One of the important operators in linear algebra are the norms. The norm of a vector tells you how large a vector is by maping a vector to a scalar. This scalar measures, not the dimensions, but the magnitude of the components. Formally, given any vector \(\mathbf{x}\), the vector norm is a function \(f\) that has multiple propeerties:

The first is a scaling property that says that if we scale all the elements of a vector by a constant factor \(\alpha\), its norm also scales by the absolute value of the same constant factor. In example,

\[f(\alpha \mathbf{x}) = |\alpha| f(\mathbf{x}).\]

The second property is the triangle inequality:

\[f(\mathbf{x} + \mathbf{y}) \leq f(\mathbf{x}) + f(\mathbf{y}).\]

The third property simply says that the norm must be non-negative:

\[f(\mathbf{x}) \geq 0.\]

The final property requires that the smallest norm is achieved if and only if by a vector consisting of all zeros.
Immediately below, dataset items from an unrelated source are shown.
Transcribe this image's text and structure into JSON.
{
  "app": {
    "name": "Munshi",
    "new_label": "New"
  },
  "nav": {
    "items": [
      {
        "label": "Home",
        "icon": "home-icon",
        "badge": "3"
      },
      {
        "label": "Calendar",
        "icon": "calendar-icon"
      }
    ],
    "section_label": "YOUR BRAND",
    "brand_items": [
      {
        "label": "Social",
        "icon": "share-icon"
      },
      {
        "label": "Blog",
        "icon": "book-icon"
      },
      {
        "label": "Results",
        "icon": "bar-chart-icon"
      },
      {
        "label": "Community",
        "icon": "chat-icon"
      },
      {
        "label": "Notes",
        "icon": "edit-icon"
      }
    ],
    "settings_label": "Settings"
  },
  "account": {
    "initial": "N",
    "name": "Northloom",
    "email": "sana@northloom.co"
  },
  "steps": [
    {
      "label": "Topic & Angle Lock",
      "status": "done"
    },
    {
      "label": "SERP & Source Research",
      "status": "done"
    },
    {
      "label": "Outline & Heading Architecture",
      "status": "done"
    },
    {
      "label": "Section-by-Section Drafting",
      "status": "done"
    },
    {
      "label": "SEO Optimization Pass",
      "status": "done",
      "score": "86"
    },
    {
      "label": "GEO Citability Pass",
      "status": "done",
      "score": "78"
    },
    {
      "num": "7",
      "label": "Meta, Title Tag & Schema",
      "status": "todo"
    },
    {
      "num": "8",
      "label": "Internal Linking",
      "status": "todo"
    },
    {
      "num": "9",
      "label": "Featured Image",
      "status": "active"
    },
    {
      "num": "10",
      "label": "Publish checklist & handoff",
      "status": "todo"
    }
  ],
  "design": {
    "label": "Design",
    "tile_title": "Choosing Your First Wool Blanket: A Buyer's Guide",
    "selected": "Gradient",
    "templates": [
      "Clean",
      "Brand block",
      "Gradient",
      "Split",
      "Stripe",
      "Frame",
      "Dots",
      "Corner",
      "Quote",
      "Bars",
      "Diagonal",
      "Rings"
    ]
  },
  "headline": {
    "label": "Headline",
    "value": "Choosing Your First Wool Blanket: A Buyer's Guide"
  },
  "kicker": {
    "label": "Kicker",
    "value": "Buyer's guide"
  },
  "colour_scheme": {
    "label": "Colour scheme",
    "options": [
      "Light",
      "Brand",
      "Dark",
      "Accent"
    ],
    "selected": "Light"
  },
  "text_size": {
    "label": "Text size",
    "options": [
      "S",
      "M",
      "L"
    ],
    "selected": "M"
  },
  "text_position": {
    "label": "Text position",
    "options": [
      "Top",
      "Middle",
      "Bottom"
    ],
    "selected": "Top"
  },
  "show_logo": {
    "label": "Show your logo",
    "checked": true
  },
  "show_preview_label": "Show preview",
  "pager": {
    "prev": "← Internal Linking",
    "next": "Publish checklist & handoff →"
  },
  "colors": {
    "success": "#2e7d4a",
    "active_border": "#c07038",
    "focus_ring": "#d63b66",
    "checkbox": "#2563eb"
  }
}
\[\forall i, \mathbf{x}_i = 0 \Leftrightarrow f(\mathbf{x})=0.\]

The familiar Euclidean distance is a norm, typically named the \(L_2\) norm, and is defined as square root of the sum of vector elements’ squares:

\[\|\mathbf{x}\|_2 = \sqrt{\sum_{i=1}^n x_i^2}.\]

import numpy as np
u = np.array([1,2,3]) # L2 norm
np.linalg.norm(u, ord=2)

3.7416573867739413

The \(L_1\) norm is defined as the sum of the absolute values of the vector elements:

\[\|\mathbf{x}\|_1 = \sum_{i=1}^n \left|x_i \right|.\]

u = np.array([1,2,3])
np.linalg.norm(u, ord=1) # L1 norm

6.0

In more generality, the \(L_p\) norm is defined as

\[\|\mathbf{x}\|_p = \left(\sum_{i=1}^n \left|x_i \right|^p \right)^{1/p}.\]

u = np.array([1,2,3])
np.linalg.norm(u, ord=np.inf) # L-inf norm, basically choosing the maximum value within the array

3.0

Identity matrices¶

The identity matrix of size n is the \(n \times n\) square matrix with ones on the main diagonal and zeros elsewhere. It is denoted by \(\mathbf I_n\).

A = np.eye(3)
A

array([[1., 0., 0.],
       [0., 1., 0.],
       [0., 0., 1.]])

x = np.array([[2], [6], [3]])
x

array([[2],
       [6],
       [3]])

b = A.dot(x)
b

array([[2.],
       [6.],
       [3.]])

Inverse matrices¶

An \(n\times n\) square matrix \(\mathbf A\) is called invertible (also nonsingular or nondegenerate), if there exists an \(n\times n\) square matrix \(\mathbf B\) such that

\[ \mathbf {AB} =\mathbf {BA} =\mathbf {I} _{n}. \]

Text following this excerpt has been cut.